The Bauhaus in Dessau (random musings 1)

In the 1920s the urban core of Dessau was bound by the Mulde River to the east and the railroad tracks to the west.  When Fritz Hesse, the liberal mayor of the city, invited Gropius to move the Bauhaus to Dessau, he sweetened the deal with the funds for a new building.  And he gave Gropius--or did Gropius choose it?!--a plot of land literally on the wrong side of the tracks, several blocks west of the train station, along Friedrichs Allee (now appropriately named Gropius Allee.)

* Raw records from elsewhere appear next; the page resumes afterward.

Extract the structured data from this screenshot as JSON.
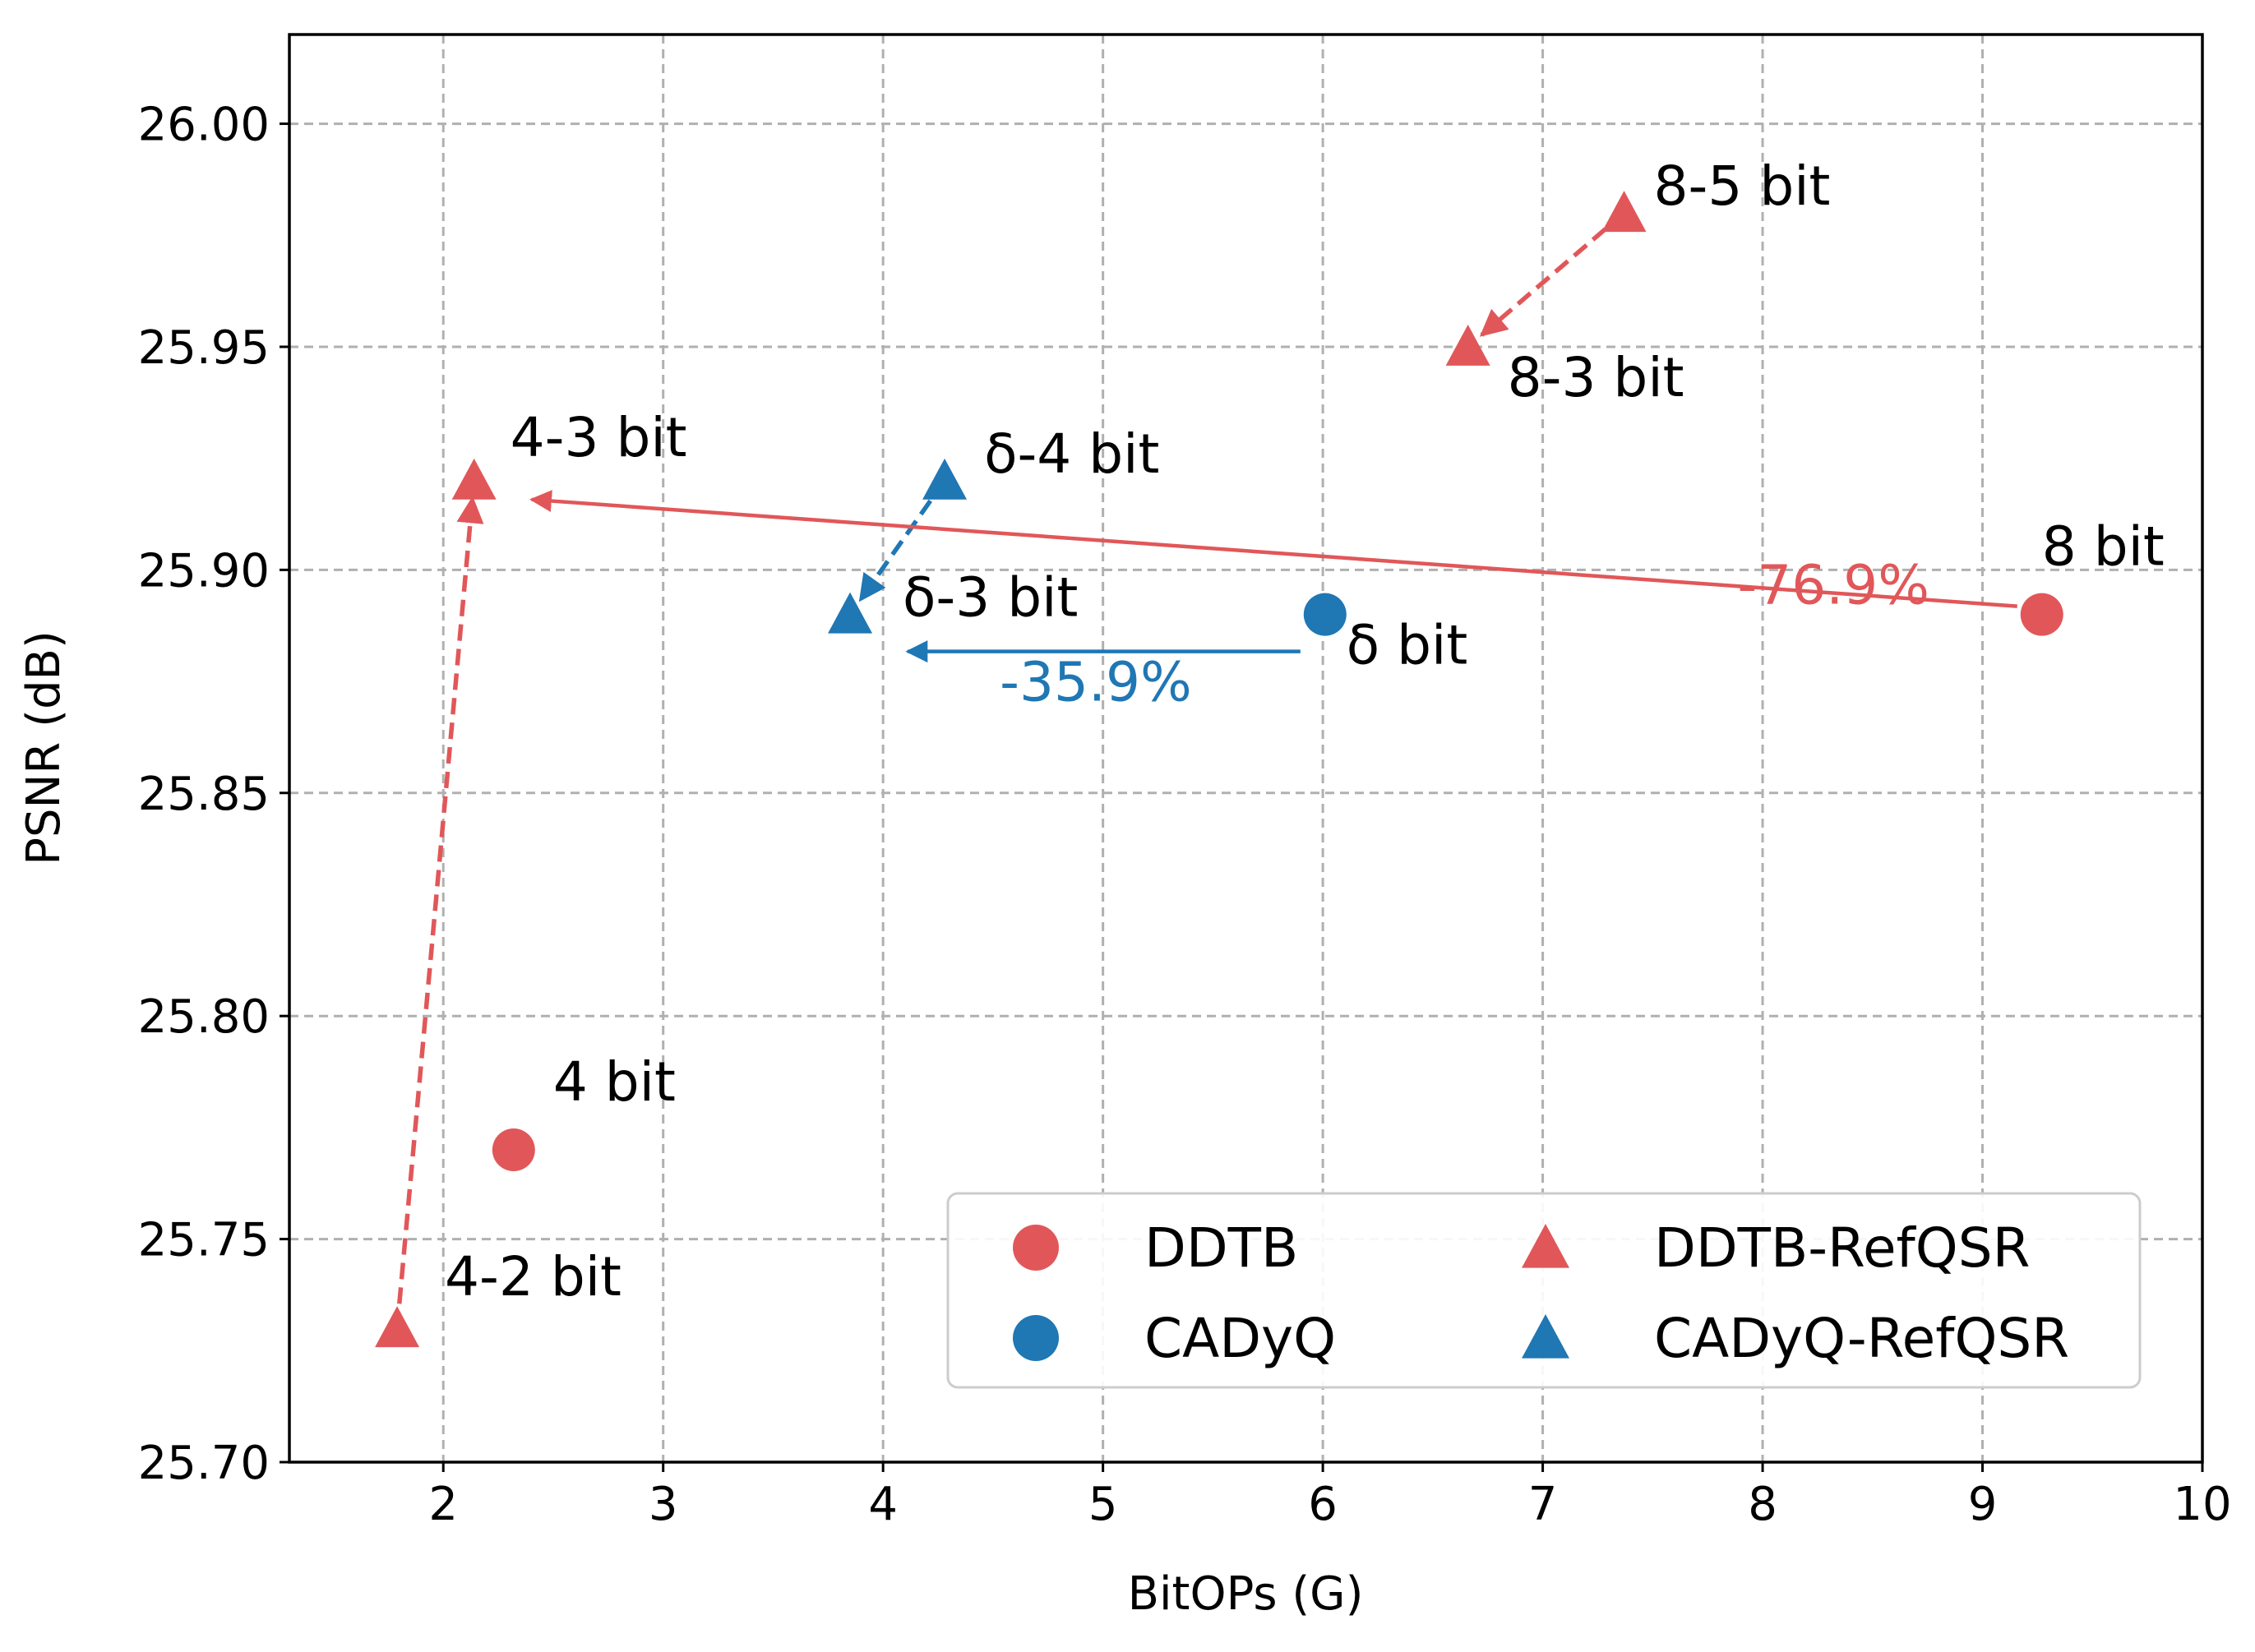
{
  "chart_data": {
    "type": "scatter",
    "xlabel": "BitOPs (G)",
    "ylabel": "PSNR (dB)",
    "xlim": [
      1.3,
      10
    ],
    "ylim": [
      25.7,
      26.02
    ],
    "grid": true,
    "x_ticks": [
      2,
      3,
      4,
      5,
      6,
      7,
      8,
      9,
      10
    ],
    "y_ticks": [
      25.7,
      25.75,
      25.8,
      25.85,
      25.9,
      25.95,
      26.0
    ],
    "x_tick_labels": [
      "2",
      "3",
      "4",
      "5",
      "6",
      "7",
      "8",
      "9",
      "10"
    ],
    "y_tick_labels": [
      "25.70",
      "25.75",
      "25.80",
      "25.85",
      "25.90",
      "25.95",
      "26.00"
    ],
    "colors": {
      "ddtb": "#e15759",
      "cadyq": "#1f77b4"
    },
    "series": [
      {
        "name": "DDTB",
        "marker": "circle",
        "color": "#e15759",
        "points": [
          {
            "x": 2.32,
            "y": 25.77,
            "label": "4 bit"
          },
          {
            "x": 9.27,
            "y": 25.89,
            "label": "8 bit"
          }
        ]
      },
      {
        "name": "CADyQ",
        "marker": "circle",
        "color": "#1f77b4",
        "points": [
          {
            "x": 6.01,
            "y": 25.89,
            "label": "δ bit"
          }
        ]
      },
      {
        "name": "DDTB-RefQSR",
        "marker": "triangle",
        "color": "#e15759",
        "points": [
          {
            "x": 1.79,
            "y": 25.73,
            "label": "4-2 bit"
          },
          {
            "x": 2.14,
            "y": 25.92,
            "label": "4-3 bit"
          },
          {
            "x": 6.66,
            "y": 25.95,
            "label": "8-3 bit"
          },
          {
            "x": 7.37,
            "y": 25.98,
            "label": "8-5 bit"
          }
        ]
      },
      {
        "name": "CADyQ-RefQSR",
        "marker": "triangle",
        "color": "#1f77b4",
        "points": [
          {
            "x": 3.85,
            "y": 25.89,
            "label": "δ-3 bit"
          },
          {
            "x": 4.28,
            "y": 25.92,
            "label": "δ-4 bit"
          }
        ]
      }
    ],
    "dashed_arrows": [
      {
        "from": [
          1.79,
          25.73
        ],
        "to": [
          2.14,
          25.92
        ],
        "color": "#e15759"
      },
      {
        "from": [
          7.37,
          25.98
        ],
        "to": [
          6.66,
          25.95
        ],
        "color": "#e15759"
      },
      {
        "from": [
          4.28,
          25.92
        ],
        "to": [
          3.85,
          25.89
        ],
        "color": "#1f77b4"
      }
    ],
    "reduction_arrows": [
      {
        "from": [
          9.27,
          25.89
        ],
        "to": [
          2.14,
          25.92
        ],
        "label": "-76.9%",
        "color": "#e15759"
      },
      {
        "from": [
          6.01,
          25.89
        ],
        "to": [
          3.85,
          25.89
        ],
        "label": "-35.9%",
        "color": "#1f77b4"
      }
    ],
    "legend": {
      "position": "lower-right",
      "ncols": 2,
      "entries": [
        {
          "label": "DDTB",
          "marker": "circle",
          "color": "#e15759"
        },
        {
          "label": "DDTB-RefQSR",
          "marker": "triangle",
          "color": "#e15759"
        },
        {
          "label": "CADyQ",
          "marker": "circle",
          "color": "#1f77b4"
        },
        {
          "label": "CADyQ-RefQSR",
          "marker": "triangle",
          "color": "#1f77b4"
        }
      ]
    }
  }
}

Earlier today we had a long conversation about the Bauhaus building with the students here, and some of them found out that the site was originally was not one but two plots separated by a small road (now called Bauhausstrasse) perpendicular to Friedrichs Allee.  Add to the bargain that Hesse included a separate vocational school (Gemeinschaftsgebäude der Kunstgewerbe- und Handwerkerschule) in the program and you have a pretty complicated starting point for project.

So, what does Gropius (or Carl Fieger, or whomever was working on the project) does?  He deploys three major rectangular volumes, almost as a child playing with wooden blocks: the workshop volume--the Bauhaus proper--oriented north-south along Friedrichs Allee, the volume of the vocational school oriented east-west along the road to the train station, and a third volume of studios, smaller in plan but quite taller than the other two.  That sets the game for two other moves, both of them bridges you could say: one a single-story volume--housing the auditorium and the refectory--between the workshops and the studios, and the other actually a two-story bridge of offices spanning between the workshops and the vocational school.

Today, the Bauhaus is very much embedded into the fabric of the city, but in 1926 it may have appeared like a very large thing in the middle of nowhere.  I like to think of it as a foundational gesture for the western expansion of Dessau, a major piece of urban architecture "in active voice."